Continued strength in net Special Commission Income (net SCI) was a key ingredient in another healthy rise in gross income, while continued control of costs provided another increase in operating profit and operating profitability, further bridging the gap between SHB’s numbers and those of its peers. Even with a higher provisioning expense, the same was true of net profit and return on average assets (ROAA). However, the increase in net SCI came as a result of strong loan growth and a steady estimated net interest margin (NIM), with the effect of some weakening of both liquidity ratios and some capital ratios. Nevertheless, the Bank’s Saudi government-centric investment portfolio and the addition of subordinated debt last year (considered by the regulator as Tier 2 Capital) helped produce the fifth consecutive rise in the Bank’s CAR and make it one of the strongest among Saudi banks.

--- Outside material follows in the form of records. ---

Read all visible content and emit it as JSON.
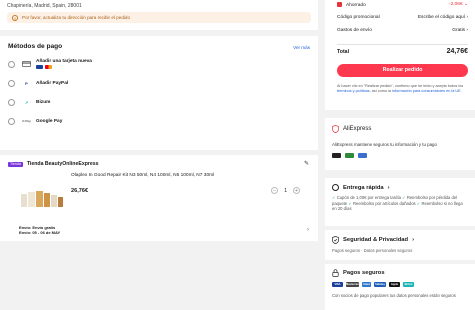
{
  "address": {
    "line": "Chapinería, Madrid, Spain, 28001",
    "warning": "Por favor, actualiza tu dirección para recibir el pedido"
  },
  "payment": {
    "title": "Métodos de pago",
    "see_all": "Ver más",
    "methods": [
      {
        "label": "Añadir una tarjeta nueva",
        "icon": "credit-card-icon"
      },
      {
        "label": "Añadir PayPal",
        "icon": "paypal-icon"
      },
      {
        "label": "Bizum",
        "icon": "bizum-icon"
      },
      {
        "label": "Google Pay",
        "icon": "google-pay-icon"
      }
    ]
  },
  "store": {
    "badge": "Tienda",
    "name": "Tienda BeautyOnlineExpress",
    "product_title": "Olaplex In Good Repair Kit N3 50ml, N4 100ml, N5 100ml, N7 30ml",
    "price": "26,76€",
    "quantity": "1",
    "shipping_line1": "Envío: Envío gratis",
    "shipping_line2": "Envío: 05 - 06 de MAY"
  },
  "summary": {
    "saved_label": "Ahorrado",
    "saved_value": "-2,06€",
    "promo_label": "Código promocional",
    "promo_value": "Escribe el código aquí",
    "shipping_label": "Gastos de envío",
    "shipping_value": "Gratis",
    "total_label": "Total",
    "total_value": "24,76€",
    "order_button": "Realizar pedido",
    "legal_prefix": "Al hacer clic en \"Realizar pedido\", confirmo que he leído y acepto todos los ",
    "legal_link1": "términos y políticas",
    "legal_mid": ", así como la ",
    "legal_link2": "información para consumidores en la UE",
    "legal_suffix": "."
  },
  "aliexpress": {
    "brand": "AliExpress",
    "text": "AliExpress mantiene seguros tu información y tu pago"
  },
  "fast_delivery": {
    "title": "Entrega rápida",
    "item1": "Cupón de 1,00€ por entrega tardía",
    "item2": "Reembolso por pérdida del paquete",
    "item3": "Reembolso por artículos dañados",
    "item4": "Reembolso si no llega en 20 días"
  },
  "security": {
    "title": "Seguridad & Privacidad",
    "subtitle": "Pagos seguros · Datos personales seguros"
  },
  "secure_payments": {
    "title": "Pagos seguros",
    "logos": [
      "VISA",
      "Mastercard",
      "Amex",
      "Safekey",
      "Apple Pay",
      "Bizum"
    ],
    "text": "Con socios de pago populares tus datos personales están seguros"
  },
  "colors": {
    "accent": "#fd384f",
    "link": "#1a5dd6",
    "success": "#1d9e4c"
  }
}
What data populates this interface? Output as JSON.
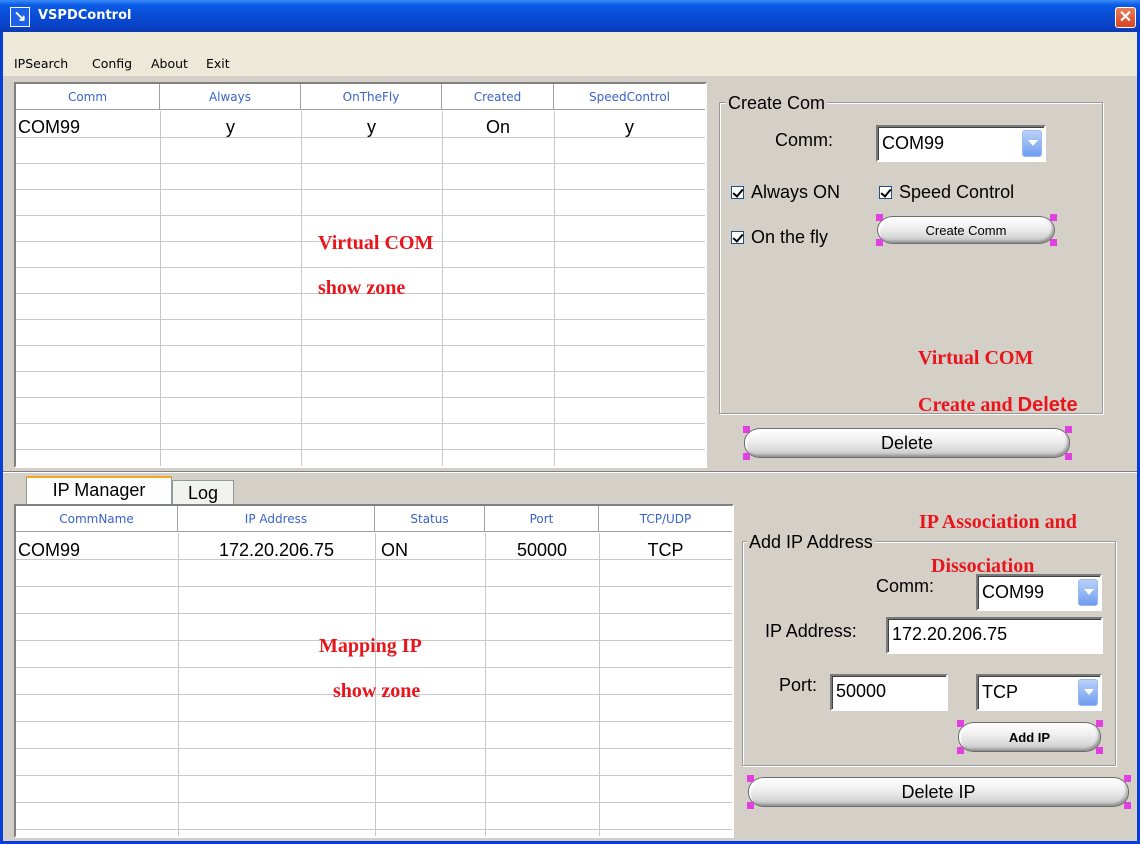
{
  "window": {
    "title": "VSPDControl",
    "close_glyph": "✕",
    "icon_glyph": "↘"
  },
  "menu": [
    "IPSearch",
    "Config",
    "About",
    "Exit"
  ],
  "com_grid": {
    "headers": [
      "Comm",
      "Always",
      "OnTheFly",
      "Created",
      "SpeedControl"
    ],
    "rows": [
      [
        "COM99",
        "y",
        "y",
        "On",
        "y"
      ]
    ]
  },
  "com_annotation": [
    "Virtual COM",
    "show zone"
  ],
  "create_com": {
    "group_title": "Create Com",
    "comm_label": "Comm:",
    "comm_value": "COM99",
    "always_on_label": "Always ON",
    "always_on_checked": true,
    "speed_control_label": "Speed Control",
    "speed_control_checked": true,
    "on_the_fly_label": "On the fly",
    "on_the_fly_checked": true,
    "create_button": "Create Comm",
    "annotation_line1": "Virtual COM",
    "annotation_line2_a": "Create and",
    "annotation_line2_b": "Delete",
    "delete_button": "Delete"
  },
  "tabs": [
    "IP Manager",
    "Log"
  ],
  "ip_grid": {
    "headers": [
      "CommName",
      "IP Address",
      "Status",
      "Port",
      "TCP/UDP"
    ],
    "rows": [
      [
        "COM99",
        "172.20.206.75",
        "ON",
        "50000",
        "TCP"
      ]
    ]
  },
  "ip_annotation": [
    "Mapping IP",
    "show zone"
  ],
  "add_ip": {
    "annotation_line1": "IP Association and",
    "annotation_line2": "Dissociation",
    "group_title": "Add IP Address",
    "comm_label": "Comm:",
    "comm_value": "COM99",
    "ip_label": "IP Address:",
    "ip_value": "172.20.206.75",
    "port_label": "Port:",
    "port_value": "50000",
    "protocol_value": "TCP",
    "add_button": "Add IP",
    "delete_button": "Delete IP"
  },
  "colors": {
    "annotation": "#e8161c",
    "header_text": "#3a63c8",
    "titlebar": "#0848d0"
  }
}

The slight weakening of the liquidity ratios was reflected in an increase in the net loans to customer deposits ratio. The liquid asset ratio remained sound, but was supported to an increased extent by a jump in interbank borrowings so that the net liquid asset ratio was one of the sector’s lowest. Sector concentration continues in the portfolio, notwithstanding recent increases in lending to the consumer sector.
Of all twelve locally incorporated banks in operation, SHB was effectively tied for eighth-largest by total assets and tenth by total capital as of year end 2013. Its balance sheet showed total assets of SAR80.5 billion (equivalent to USD21.5 billion and a market share of about 4%) and total capital of SAR9.4 billion (equivalent to USD2.5 billion). At year end 2013, SHB operated 48 domestic branches (2012: 45).